Tango: A sweeping South American dance where fire and emotion meet their match in a particularly precise artistry. Quick, cutting steps mirror bandoneon notes in their intricacy, but the sentimiento that remains is insistently passionate. The sound conjures thoughts of Buenos Aires, and well it should. Along with Uruguay's Montevideo, Buenos Aires gave birth to tango.
It's also a city that Williamsport Symphony Orchestra conductor Gerardo Edelstein, a native Argentinean, called home for many years, and which inspired the WSO's next concert, the aptly titled "Let's Tango!"
The WSO will present "Let's Tango!" at 7:30 p.m. Saturday at the Community Arts Center, 220 W. Fourth St. The concert will feature renowned Argentinean bandoneonist Hector del Curto, who will join with the symphony to perform "Las Cuatro Estaciones (The Four Seasons)" by Astor Piazzolla - not to be confused with that other like-titled work by Vivaldi.
"The tango has all the components that people like to hear in music," Edelstein said. "It has very seductive dancing, tunes and melodies - very beautiful melodies - and it's very rhythmic at the same time."
It's not surprising then, that Piazzolla's work "is a very different take on the four seasons," Edelstein said. "It has nothing to do with the qualities or characteristics of the seasons. (It's more about) feelings, how does it feel in Buenos Aires during that time, during those different seasons?"
The Piazzolla piece will comprise the majority of the concert, but the symphony will also present two of Argentina's most famous and traditional tangos: "La Cumparsita," by Gerardo Mateo Rodriguez, and Angel Zilloldo's "El Choclo." Dancers will accompany the WSO, creating the tango's dramatic visual with which Americans are most familiar.
"It's beautifully melodic and fun to watch," Edelstein said of the music and song. "It's very difficult to learn to dance. The couple is very much tied to each other and the moves are very quick and sometimes dangerous, because the feet move so quickly."
"La Cumparsita" and "El Choclo" are iconic examples of this, and while they may be less familiar to North Americans, in South America they're a simple matter of tradition.
"Everybody in Argentina and South America will name (them) and they will know what you are talking about, and they'll be able to sing them to you," Edelstein said.
The conductor also believes that this appeal will translate to the symphony's Williamsport audience.
"I think that they will be enchanted by the music," Edelstein said. "It's music that is full of passion, and intensity, and I'm sure they will love the dancers. Some may hear for the first time this bandoneon instrument. I think that they also will be surprised by the variety of the different types of tango that we will be performing, from the most traditional to the salon tango to the most sophisticated."
To round out the playlist, the WSO will also perform Jacob Gade's "Tango Jalosie" and Carlos Guardel's "Por una cabeza," an instantly recognizable melody made famous by the John Williams arrangement featured in "Scent of a Woman" and "Schindler's List." The Guardel piece will also feature former WSO concertmaster Ken Sarch, who played with the orchestra for many years and has since retired. Edelstein said that Sarch's return is a way for the symphony to honor his years of dedication to its music and mission.

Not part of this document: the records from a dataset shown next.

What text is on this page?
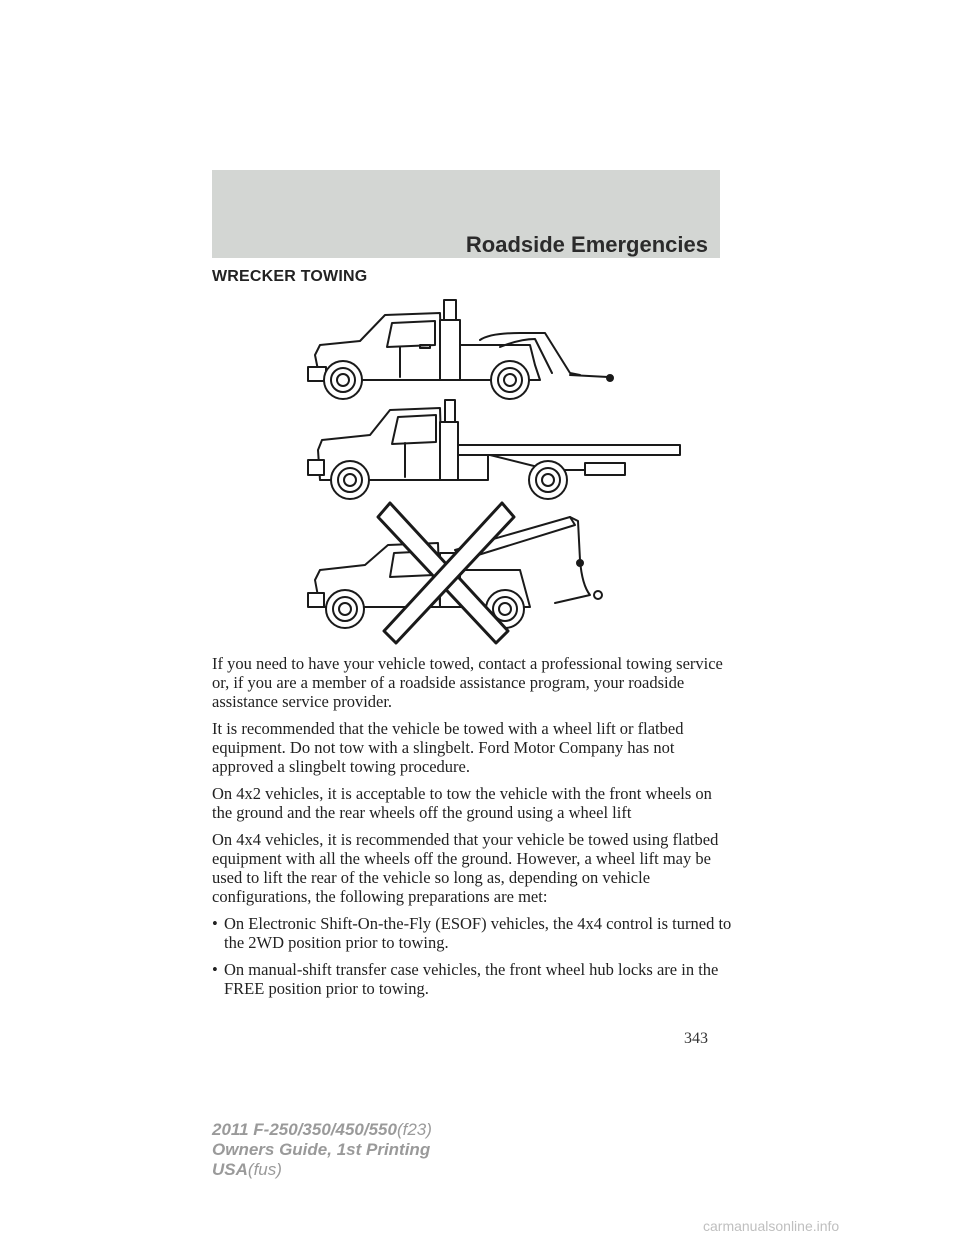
Roadside Emergencies
WRECKER TOWING

If you need to have your vehicle towed, contact a professional towing service or, if you are a member of a roadside assistance program, your roadside assistance service provider.

It is recommended that the vehicle be towed with a wheel lift or flatbed equipment. Do not tow with a slingbelt. Ford Motor Company has not approved a slingbelt towing procedure.

On 4x2 vehicles, it is acceptable to tow the vehicle with the front wheels on the ground and the rear wheels off the ground using a wheel lift

On 4x4 vehicles, it is recommended that your vehicle be towed using flatbed equipment with all the wheels off the ground. However, a wheel lift may be used to lift the rear of the vehicle so long as, depending on vehicle configurations, the following preparations are met:

• On Electronic Shift-On-the-Fly (ESOF) vehicles, the 4x4 control is turned to the 2WD position prior to towing.
• On manual-shift transfer case vehicles, the front wheel hub locks are in the FREE position prior to towing.
343
2011 F-250/350/450/550(f23)
Owners Guide, 1st Printing
USA(fus)
carmanualsonline.info
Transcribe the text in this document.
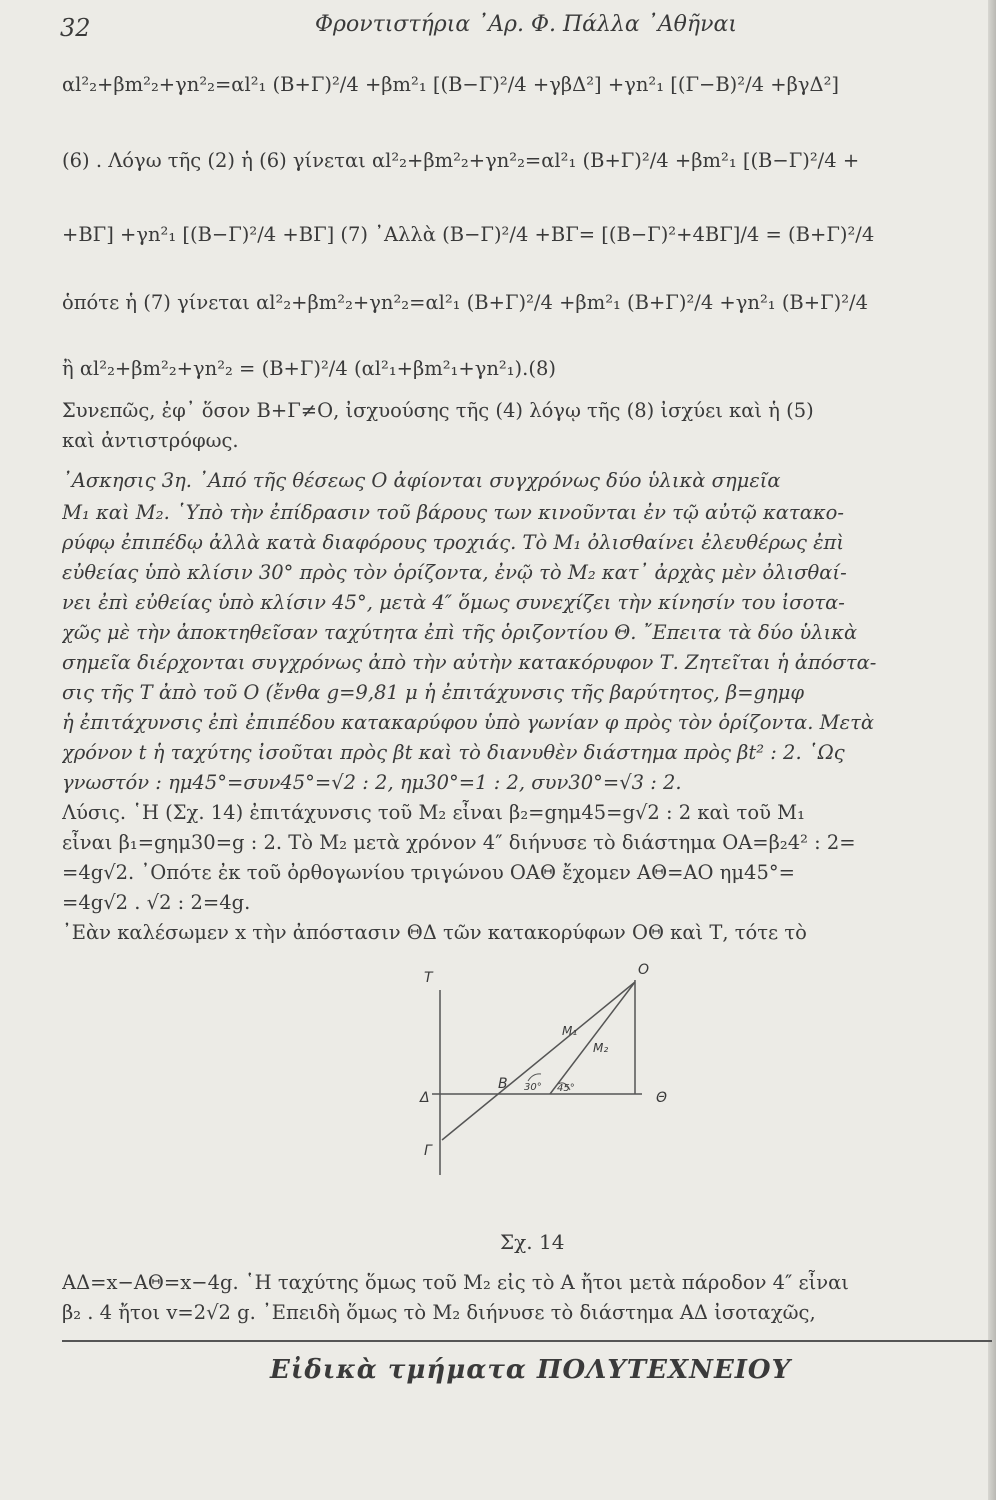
32	Φροντιστήρια ᾽Αρ. Φ. Πάλλα ᾽Αθῆναι
αl²₂+βm²₂+γn²₂=αl²₁ (Β+Γ)²/4 +βm²₁ [(Β−Γ)²/4 +γβΔ²] +γn²₁ [(Γ−Β)²/4 +βγΔ²]
(6) . Λόγω τῆς (2) ἡ (6) γίνεται αl²₂+βm²₂+γn²₂=αl²₁ (Β+Γ)²/4 +βm²₁ [(Β−Γ)²/4 +
+ΒΓ] +γn²₁ [(Β−Γ)²/4 +ΒΓ] (7) ᾽Αλλὰ (Β−Γ)²/4 +ΒΓ= [(Β−Γ)²+4ΒΓ]/4 = (Β+Γ)²/4
ὁπότε ἡ (7) γίνεται αl²₂+βm²₂+γn²₂=αl²₁ (Β+Γ)²/4 +βm²₁ (Β+Γ)²/4 +γn²₁ (Β+Γ)²/4
ἢ αl²₂+βm²₂+γn²₂ = (Β+Γ)²/4 (αl²₁+βm²₁+γn²₁).(8)
Συνεπῶς, ἐφ᾽ ὅσον Β+Γ≠Ο, ἰσχυούσης τῆς (4) λόγῳ τῆς (8) ἰσχύει καὶ ἡ (5)
καὶ ἀντιστρόφως.
᾽Ασκησις 3η. ᾽Από τῆς θέσεως Ο ἀφίονται συγχρόνως δύο ὑλικὰ σημεῖα
Μ₁ καὶ Μ₂. ῾Υπὸ τὴν ἐπίδρασιν τοῦ βάρους των κινοῦνται ἐν τῷ αὐτῷ κατακο-
ρύφῳ ἐπιπέδῳ ἀλλὰ κατὰ διαφόρους τροχιάς. Τὸ Μ₁ ὀλισθαίνει ἐλευθέρως ἐπὶ
εὐθείας ὑπὸ κλίσιν 30° πρὸς τὸν ὁρίζοντα, ἐνῷ τὸ Μ₂ κατ᾽ ἀρχὰς μὲν ὀλισθαί-
νει ἐπὶ εὐθείας ὑπὸ κλίσιν 45°, μετὰ 4″ ὅμως συνεχίζει τὴν κίνησίν του ἰσοτα-
χῶς μὲ τὴν ἀποκτηθεῖσαν ταχύτητα ἐπὶ τῆς ὁριζοντίου Θ. ῎Επειτα τὰ δύο ὑλικὰ
σημεῖα διέρχονται συγχρόνως ἀπὸ τὴν αὐτὴν κατακόρυφον Τ. Ζητεῖται ἡ ἀπόστα-
σις τῆς Τ ἀπὸ τοῦ Ο (ἔνθα g=9,81 μ ἡ ἐπιτάχυνσις τῆς βαρύτητος, β=gημφ
ἡ ἐπιτάχυνσις ἐπὶ ἐπιπέδου κατακαρύφου ὑπὸ γωνίαν φ πρὸς τὸν ὁρίζοντα. Μετὰ
χρόνον t ἡ ταχύτης ἰσοῦται πρὸς βt καὶ τὸ διανυθὲν διάστημα πρὸς βt² : 2. ῾Ως
γνωστόν : ημ45°=συν45°=√2 : 2, ημ30°=1 : 2, συν30°=√3 : 2.
Λύσις. ῾Η (Σχ. 14) ἐπιτάχυνσις τοῦ Μ₂ εἶναι β₂=gημ45=g√2 : 2 καὶ τοῦ Μ₁
εἶναι β₁=gημ30=g : 2. Τὸ Μ₂ μετὰ χρόνον 4″ διήνυσε τὸ διάστημα ΟΑ=β₂4² : 2=
=4g√2. ᾽Οπότε ἐκ τοῦ ὀρθογωνίου τριγώνου ΟΑΘ ἔχομεν ΑΘ=ΑΟ ημ45°=
=4g√2 . √2 : 2=4g.
᾽Εὰν καλέσωμεν x τὴν ἀπόστασιν ΘΔ τῶν κατακορύφων ΟΘ καὶ Τ, τότε τὸ
T	O
Δ	Θ
B
Γ
M₁
M₂
30° 45°
Σχ. 14
ΑΔ=x−ΑΘ=x−4g. ῾Η ταχύτης ὅμως τοῦ Μ₂ εἰς τὸ Α ἤτοι μετὰ πάροδον 4″ εἶναι
β₂ . 4 ἤτοι v=2√2 g. ᾽Επειδὴ ὅμως τὸ Μ₂ διήνυσε τὸ διάστημα ΑΔ ἰσοταχῶς,
Εἰδικὰ τμήματα ΠΟΛΥΤΕΧΝΕΙΟΥ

Del Curto will also add an emotional element to the event. The New York Times called him a "splendid" player who performs "wistful, piercing" solos on the bandoneon.
A unique instrument, the bandoneon is similar to an accordion, but smaller, and with buttons instead of a keyboard. Still, it's played in a similar fashion, and, together with the strings, gives the tango its haunting quality, as well as its signature flair. While tango is now recognized and appreciated all over the world, like the bandoneon, the emotions it consistently stirs have very specific roots.
Stemming from lower class neighborhoods in Buenos Aires, the tango was an outlet for people to vent their frustrations and unhappiness, typically with social issues.
"It was something that was sung and played. With time it evolved into something much, much more sophisticated," Edelstein said.
Edelstein was raised with tango music in Buenos Aires. When he relocated to the United States, he realized he wanted to bring that music to life for audiences in his new home. More than 10 years ago, as conductor of the Richmond Symphony, Edelstein created a concert that would set the stage for "Let's Tango!" When that concert succeeded, nearly selling out, Edelstein knew there was an interest in his homeland's music, and he revived the concert several times over the following decade.
He now brings it to Williamsport, with considerable enthusiasm.
"It's very emotional of course," Edelstein said. "It's very moving. I grew up with this music. I left Argentina more than 20 years ago, so it gets a little bit nostalgic for me. It's a moving experience, just hearing the bandoneon play and being close to a couple of dancers performing. It's very sentimental for me, very nostalgic. I love it. I really love it.
"I'm really looking forward to sharing this music with the audience and community and with musicians in Williamsport," he added. "It's a very sophisticated audience and I know they will appreciate it and enjoy it. It's wonderful music, very well written, very appealing."
Strike up the bandoneon, then, as the WSO prepares to offer its audience a night of passion, beauty and sophistication in music.